Hawaii AG releases first phase of report from probe into Maui wildfire
Hawaii’s attorney general on Tuesday released the first phase of a report on an investigation into the Maui wildfires, laying out a timeline of the events leading up to, during and after the fires that left 101 people dead last August.
The report, published by Hawaii Attorney General Anne Lopez with the Fire Safety Research Institute, used thousands of lines of data including 911 calls, radio transmissions and photos to understand how the Aug. 8 fire spread and how organizations subsequently responded.
The report includes mapping and analysis to show how the fire moved from the wild land into Lahaina’s neighborhoods, “rapidly transforming from a grassland fire into a urban conflagration,” the Fire Safety Research Institute said in a statement.
Lopez, during a Wednesday press conference, said the report came from the various questions both she and Hawaii Gov. Josh Green (D) had about the incident.
“A few days after the wildfire, I was speaking with the governor. And he and I were asking the same questions that everybody else was, which is: How could something like this ever happen?” she said. “He and I both agreed that good governance demanded that we investigate how state and county government function during the process.”
Lopez noted the first phase of the report is not to “place blame or draw conclusion,” and that the second phase will build upon the timeline and establishment of facts to analyze the event. The third phase will offer recommendations for the future, she added.
“To be clear, this is not a report about the ‘cause’ of any fire — the causation investigation is being performed by the U.S. Bureau of Alcohol, Tobacco and Firearms and the Maui Fire and Public Safety Department,” Lopez said.

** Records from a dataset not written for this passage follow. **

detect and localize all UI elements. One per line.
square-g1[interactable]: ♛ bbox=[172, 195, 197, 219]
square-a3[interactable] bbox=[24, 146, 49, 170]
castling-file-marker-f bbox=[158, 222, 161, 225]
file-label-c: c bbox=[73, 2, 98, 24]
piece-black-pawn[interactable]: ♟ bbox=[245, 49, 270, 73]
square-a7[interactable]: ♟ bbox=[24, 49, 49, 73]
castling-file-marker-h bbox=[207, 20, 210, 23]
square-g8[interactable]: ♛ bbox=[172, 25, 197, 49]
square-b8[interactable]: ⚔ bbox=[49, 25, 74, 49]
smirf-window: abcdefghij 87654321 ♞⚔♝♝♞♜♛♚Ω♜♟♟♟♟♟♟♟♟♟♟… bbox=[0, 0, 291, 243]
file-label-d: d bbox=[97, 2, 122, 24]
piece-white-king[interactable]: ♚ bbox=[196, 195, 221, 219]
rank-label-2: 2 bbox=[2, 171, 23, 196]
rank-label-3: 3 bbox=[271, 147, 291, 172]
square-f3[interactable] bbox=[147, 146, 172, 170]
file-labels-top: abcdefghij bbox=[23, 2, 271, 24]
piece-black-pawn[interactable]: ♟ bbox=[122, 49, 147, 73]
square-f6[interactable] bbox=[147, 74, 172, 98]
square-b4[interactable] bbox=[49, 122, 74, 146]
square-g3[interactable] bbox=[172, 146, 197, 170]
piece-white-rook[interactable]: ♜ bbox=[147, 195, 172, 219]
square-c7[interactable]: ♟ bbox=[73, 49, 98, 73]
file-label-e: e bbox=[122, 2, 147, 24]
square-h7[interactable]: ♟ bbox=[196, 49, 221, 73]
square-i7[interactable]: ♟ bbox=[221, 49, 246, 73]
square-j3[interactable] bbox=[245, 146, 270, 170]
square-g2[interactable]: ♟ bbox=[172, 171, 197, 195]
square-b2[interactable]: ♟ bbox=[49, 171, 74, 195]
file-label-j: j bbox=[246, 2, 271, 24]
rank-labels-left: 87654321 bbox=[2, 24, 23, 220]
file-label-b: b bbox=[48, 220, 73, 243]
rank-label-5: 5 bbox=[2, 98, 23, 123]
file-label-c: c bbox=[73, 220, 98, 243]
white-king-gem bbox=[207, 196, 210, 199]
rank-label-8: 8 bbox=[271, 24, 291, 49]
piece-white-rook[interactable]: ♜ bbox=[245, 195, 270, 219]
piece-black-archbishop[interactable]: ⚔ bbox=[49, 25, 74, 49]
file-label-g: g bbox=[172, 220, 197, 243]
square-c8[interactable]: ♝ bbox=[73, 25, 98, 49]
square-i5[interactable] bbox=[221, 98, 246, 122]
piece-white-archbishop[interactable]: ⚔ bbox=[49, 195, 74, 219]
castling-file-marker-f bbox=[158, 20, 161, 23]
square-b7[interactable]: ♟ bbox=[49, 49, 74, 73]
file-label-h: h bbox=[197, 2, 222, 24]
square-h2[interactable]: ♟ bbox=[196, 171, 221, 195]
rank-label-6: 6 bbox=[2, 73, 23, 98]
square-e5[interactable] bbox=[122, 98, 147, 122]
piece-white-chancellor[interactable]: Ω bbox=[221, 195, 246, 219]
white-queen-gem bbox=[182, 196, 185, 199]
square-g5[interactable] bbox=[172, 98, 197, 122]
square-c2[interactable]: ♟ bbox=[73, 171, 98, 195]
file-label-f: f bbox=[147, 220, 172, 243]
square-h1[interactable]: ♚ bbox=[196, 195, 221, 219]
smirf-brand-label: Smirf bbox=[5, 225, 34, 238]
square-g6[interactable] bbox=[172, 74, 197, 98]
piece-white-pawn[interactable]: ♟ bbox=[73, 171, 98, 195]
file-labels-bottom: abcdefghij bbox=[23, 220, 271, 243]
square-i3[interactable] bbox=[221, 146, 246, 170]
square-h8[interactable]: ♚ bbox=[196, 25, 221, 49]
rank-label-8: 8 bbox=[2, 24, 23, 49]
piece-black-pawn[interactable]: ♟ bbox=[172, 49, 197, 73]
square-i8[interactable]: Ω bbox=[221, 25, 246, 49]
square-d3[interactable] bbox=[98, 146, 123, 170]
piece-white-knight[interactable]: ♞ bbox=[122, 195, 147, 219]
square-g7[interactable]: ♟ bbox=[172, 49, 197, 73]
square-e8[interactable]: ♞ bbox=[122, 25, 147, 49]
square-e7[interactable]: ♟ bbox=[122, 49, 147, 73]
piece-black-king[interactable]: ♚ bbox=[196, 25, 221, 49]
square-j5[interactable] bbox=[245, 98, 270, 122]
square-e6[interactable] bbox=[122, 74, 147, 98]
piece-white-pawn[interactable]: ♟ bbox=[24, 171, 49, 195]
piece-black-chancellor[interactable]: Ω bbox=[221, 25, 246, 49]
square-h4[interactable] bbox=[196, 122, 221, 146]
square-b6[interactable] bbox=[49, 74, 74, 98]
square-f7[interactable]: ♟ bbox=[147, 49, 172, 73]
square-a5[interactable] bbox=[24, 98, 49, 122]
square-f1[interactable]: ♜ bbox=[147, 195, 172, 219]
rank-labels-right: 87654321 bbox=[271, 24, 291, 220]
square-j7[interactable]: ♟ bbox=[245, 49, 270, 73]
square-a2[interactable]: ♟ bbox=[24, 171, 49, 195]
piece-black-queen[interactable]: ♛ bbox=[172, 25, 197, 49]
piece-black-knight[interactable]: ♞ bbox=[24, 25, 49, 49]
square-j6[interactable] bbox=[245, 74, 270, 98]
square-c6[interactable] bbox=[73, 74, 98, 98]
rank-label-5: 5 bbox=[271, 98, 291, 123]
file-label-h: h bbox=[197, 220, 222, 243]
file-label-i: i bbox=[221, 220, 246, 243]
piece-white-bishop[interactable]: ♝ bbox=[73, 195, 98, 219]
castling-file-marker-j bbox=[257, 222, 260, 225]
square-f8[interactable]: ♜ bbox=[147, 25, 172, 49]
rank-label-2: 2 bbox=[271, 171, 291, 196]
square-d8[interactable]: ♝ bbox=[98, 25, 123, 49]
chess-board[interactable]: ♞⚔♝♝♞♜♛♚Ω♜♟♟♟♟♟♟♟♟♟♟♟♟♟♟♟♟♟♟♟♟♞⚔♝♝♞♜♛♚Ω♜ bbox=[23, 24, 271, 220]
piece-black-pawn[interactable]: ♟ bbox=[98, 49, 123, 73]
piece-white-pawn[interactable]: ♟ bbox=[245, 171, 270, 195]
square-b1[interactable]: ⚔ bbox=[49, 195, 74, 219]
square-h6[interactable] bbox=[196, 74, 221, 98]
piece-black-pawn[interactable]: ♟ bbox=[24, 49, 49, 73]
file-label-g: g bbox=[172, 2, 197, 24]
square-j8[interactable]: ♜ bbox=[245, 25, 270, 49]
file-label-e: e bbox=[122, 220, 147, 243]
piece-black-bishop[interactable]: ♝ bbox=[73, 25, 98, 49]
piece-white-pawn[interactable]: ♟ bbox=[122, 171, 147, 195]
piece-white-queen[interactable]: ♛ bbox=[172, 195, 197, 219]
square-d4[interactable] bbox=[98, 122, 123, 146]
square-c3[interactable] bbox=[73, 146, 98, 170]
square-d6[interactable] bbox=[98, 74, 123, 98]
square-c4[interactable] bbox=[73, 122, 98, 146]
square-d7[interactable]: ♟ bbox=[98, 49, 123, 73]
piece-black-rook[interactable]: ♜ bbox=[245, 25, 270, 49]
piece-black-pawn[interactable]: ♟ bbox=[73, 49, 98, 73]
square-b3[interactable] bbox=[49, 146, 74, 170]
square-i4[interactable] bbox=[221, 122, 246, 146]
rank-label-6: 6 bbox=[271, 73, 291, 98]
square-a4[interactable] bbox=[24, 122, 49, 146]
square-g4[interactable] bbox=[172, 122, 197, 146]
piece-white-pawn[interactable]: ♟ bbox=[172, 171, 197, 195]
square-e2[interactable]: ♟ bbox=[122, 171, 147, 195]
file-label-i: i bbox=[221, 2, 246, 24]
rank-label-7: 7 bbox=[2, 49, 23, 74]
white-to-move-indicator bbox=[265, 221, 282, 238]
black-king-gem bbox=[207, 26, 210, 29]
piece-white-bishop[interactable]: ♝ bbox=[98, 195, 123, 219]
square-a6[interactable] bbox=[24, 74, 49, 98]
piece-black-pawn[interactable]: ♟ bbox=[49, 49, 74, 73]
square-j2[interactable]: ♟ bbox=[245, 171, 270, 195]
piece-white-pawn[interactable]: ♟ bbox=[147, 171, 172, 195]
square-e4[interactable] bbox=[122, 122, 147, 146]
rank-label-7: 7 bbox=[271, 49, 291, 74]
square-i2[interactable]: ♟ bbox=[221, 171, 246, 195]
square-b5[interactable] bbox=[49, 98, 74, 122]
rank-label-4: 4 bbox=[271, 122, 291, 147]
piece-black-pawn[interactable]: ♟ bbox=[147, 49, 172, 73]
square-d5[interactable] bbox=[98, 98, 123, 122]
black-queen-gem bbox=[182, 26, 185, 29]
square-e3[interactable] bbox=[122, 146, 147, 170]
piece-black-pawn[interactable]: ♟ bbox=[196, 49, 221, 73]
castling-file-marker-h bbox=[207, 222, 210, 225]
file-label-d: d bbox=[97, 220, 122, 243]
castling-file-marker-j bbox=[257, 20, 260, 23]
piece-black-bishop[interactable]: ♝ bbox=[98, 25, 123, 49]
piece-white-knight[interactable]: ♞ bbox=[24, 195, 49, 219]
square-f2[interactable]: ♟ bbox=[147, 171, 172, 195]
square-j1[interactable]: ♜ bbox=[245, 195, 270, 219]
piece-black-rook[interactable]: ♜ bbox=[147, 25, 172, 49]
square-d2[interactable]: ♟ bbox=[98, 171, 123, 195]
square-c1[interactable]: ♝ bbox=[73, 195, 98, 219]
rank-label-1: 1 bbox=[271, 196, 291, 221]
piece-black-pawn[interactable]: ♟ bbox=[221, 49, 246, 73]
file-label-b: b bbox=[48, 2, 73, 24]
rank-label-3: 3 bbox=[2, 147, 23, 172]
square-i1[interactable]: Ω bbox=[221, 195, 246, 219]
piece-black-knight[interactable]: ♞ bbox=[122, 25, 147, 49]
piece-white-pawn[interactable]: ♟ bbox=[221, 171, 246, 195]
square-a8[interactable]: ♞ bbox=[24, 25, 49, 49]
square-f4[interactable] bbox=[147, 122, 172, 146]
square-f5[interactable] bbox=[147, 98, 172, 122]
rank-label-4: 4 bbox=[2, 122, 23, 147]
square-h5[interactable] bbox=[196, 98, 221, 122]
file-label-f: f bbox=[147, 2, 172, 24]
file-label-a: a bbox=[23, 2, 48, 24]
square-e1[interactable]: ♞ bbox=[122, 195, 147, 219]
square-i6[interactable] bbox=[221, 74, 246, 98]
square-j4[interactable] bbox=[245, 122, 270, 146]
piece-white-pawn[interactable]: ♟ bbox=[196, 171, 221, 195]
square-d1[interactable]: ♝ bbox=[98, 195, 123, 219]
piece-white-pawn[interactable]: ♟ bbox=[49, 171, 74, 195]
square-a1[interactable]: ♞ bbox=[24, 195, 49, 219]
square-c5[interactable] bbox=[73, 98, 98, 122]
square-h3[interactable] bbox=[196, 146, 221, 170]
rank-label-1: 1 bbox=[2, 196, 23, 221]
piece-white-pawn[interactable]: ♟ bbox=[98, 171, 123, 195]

The report’s second phase is expected to be released sometime in late summer or early autumn, Lopez said during the press conference.
“The people of Hawaii can’t wait four years or five years for this report to come out. We need to do it now, while things are fresh in our minds so that we can get to work,” she said.
The Maui wildfires damaged or destroyed more than 2,000 structures and burned more than 2,000 acres, according to the Federal Emergency Management Association. An estimated 4,500 people were displaced, and the damage is estimated to equal about $5.5 billion.
The Western Fire Chiefs Association released a separate after-action report on Tuesday that found Maui Fire Department’s personnel, resources and vehicles were insufficient for the unprecedented wildfires, The Associated Press reported.
Maui Fire Department workers “risked their lives in a valiant effort to stop the fires and save lives,” the report stated, adding the department is now “grappling with questions about what they could have done differently, a reflection that will likely persist throughout the rest of their careers.”